“Codename Caesar” by Garance Le Caisne tells the true story of a Syrian whistleblower who copied tens of thousands of photos of people killed by the Assad regime and smuggled them out of the country.
The whistleblower, who went by the name Caesar and spent two years risking his life by smuggling the photos, now lives in safety at an unknown location in northern Europe.
French journalist Garance Le Caisne, who has been reporting on the Middle East since 1990, spent months winning his trust and writing down his story.
On Monday, she will be presented with the Geschwister Scholl Prize in Munich for her work. ‘Incredible bravery’
“People like Caesar and the journalist Garance Le Caisne, who gave him a voice, are indispensible if we want to understand the inner working of a dictatorship and if reparations should be made for the victims one day,” explained the jury.

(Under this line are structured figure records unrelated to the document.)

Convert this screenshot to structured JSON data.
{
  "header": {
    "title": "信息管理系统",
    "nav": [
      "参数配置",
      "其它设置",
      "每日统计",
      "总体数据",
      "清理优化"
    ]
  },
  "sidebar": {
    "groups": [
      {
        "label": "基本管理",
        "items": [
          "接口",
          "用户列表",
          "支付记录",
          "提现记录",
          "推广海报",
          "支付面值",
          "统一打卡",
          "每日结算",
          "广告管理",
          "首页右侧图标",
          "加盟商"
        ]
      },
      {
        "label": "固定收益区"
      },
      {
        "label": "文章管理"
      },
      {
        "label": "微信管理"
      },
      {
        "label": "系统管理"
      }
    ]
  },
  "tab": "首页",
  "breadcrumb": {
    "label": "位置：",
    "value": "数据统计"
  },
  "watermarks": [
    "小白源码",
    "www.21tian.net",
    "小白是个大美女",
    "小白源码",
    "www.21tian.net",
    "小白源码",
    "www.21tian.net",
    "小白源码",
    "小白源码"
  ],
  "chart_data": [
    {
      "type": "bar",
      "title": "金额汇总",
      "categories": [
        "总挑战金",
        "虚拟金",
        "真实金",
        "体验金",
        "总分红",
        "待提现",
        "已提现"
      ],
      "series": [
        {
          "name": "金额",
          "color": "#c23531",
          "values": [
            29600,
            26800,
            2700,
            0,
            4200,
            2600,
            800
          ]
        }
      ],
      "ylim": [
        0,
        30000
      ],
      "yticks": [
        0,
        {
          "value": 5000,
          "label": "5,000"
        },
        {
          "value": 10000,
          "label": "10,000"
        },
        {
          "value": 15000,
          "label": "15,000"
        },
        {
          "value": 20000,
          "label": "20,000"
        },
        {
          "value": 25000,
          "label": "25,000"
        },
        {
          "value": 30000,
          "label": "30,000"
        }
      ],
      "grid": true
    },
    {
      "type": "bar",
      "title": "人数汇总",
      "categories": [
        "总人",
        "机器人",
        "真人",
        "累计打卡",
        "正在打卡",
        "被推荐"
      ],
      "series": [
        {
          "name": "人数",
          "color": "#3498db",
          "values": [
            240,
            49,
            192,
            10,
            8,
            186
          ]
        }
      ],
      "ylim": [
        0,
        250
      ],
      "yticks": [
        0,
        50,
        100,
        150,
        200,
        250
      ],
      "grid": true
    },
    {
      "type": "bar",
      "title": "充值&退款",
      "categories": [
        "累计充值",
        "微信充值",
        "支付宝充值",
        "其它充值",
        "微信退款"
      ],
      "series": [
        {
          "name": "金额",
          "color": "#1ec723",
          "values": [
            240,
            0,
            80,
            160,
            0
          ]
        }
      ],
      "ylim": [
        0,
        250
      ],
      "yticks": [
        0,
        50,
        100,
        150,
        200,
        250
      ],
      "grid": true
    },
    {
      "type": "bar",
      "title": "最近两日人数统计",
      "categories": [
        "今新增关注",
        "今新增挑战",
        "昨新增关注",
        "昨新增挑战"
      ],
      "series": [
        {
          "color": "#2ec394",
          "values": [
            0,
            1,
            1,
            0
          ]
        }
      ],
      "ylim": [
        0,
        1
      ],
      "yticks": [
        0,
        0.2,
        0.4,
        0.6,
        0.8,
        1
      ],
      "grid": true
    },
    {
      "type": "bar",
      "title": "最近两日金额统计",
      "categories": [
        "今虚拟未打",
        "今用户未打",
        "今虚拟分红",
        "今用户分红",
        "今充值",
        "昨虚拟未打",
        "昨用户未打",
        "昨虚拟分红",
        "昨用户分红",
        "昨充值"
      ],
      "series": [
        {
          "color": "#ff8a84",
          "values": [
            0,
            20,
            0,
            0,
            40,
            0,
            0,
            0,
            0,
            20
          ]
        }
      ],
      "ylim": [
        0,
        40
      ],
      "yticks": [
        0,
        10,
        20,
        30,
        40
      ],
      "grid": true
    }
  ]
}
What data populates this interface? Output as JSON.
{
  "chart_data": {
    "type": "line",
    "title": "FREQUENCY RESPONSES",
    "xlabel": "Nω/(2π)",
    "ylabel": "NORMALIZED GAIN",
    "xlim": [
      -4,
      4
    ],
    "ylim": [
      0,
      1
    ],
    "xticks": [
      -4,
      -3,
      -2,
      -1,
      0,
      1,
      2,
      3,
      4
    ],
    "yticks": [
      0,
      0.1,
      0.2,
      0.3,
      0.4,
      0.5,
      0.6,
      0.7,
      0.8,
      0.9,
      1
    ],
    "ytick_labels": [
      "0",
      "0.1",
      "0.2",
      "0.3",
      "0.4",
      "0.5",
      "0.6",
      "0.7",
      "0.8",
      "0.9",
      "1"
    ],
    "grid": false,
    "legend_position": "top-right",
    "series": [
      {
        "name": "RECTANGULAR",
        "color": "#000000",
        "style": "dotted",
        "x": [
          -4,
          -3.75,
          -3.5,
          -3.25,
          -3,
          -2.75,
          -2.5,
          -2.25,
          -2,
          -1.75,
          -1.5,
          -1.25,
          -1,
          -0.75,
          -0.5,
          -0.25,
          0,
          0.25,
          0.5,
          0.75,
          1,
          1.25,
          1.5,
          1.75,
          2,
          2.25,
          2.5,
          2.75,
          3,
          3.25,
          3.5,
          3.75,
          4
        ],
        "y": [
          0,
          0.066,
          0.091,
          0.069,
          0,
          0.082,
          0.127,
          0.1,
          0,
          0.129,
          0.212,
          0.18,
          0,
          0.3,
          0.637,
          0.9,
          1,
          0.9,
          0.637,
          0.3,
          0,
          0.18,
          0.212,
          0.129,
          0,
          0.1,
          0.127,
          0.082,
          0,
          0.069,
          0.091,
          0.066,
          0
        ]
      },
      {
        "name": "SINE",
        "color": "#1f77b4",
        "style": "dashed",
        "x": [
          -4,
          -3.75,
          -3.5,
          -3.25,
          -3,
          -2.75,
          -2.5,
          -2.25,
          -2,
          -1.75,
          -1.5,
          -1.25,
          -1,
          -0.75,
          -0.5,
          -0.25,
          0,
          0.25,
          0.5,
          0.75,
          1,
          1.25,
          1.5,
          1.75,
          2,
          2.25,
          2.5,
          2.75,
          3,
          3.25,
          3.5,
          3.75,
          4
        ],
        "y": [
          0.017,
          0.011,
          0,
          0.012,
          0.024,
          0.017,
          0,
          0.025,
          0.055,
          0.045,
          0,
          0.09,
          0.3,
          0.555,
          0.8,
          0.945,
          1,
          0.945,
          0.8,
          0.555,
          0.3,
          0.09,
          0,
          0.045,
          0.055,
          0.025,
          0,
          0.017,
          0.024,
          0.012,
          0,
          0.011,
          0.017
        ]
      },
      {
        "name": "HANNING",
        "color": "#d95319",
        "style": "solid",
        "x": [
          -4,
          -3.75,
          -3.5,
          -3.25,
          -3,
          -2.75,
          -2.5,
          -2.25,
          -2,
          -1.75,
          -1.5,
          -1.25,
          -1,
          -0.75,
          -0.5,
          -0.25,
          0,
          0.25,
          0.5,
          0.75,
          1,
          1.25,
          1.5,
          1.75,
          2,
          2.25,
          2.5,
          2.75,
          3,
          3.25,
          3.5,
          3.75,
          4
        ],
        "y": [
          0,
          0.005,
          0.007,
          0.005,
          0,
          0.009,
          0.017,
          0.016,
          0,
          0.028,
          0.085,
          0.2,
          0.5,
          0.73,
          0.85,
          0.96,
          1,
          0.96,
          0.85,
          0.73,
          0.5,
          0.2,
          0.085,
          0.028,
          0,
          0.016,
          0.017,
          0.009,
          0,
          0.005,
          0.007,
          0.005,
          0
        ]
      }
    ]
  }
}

While Le Caisne’s book spares the reader the horrifying images of war, it nevertheless serves as a witness to incredible bravery, added the jury.
The Geschwister Scholl Prize is handed out annually to a recent publication that is characterized by independence and fosters civil liberty and moral, intellectual and aesthetic courage. It is endowed with 10,000 euros ($10,600).
The Scholl siblings, Hans and Sophie, were members of the resistance group White Rose during the Nazi regime. They were arrested for passing out protest flyers and were executed in 1943 at the age of 24 and 21, respectively.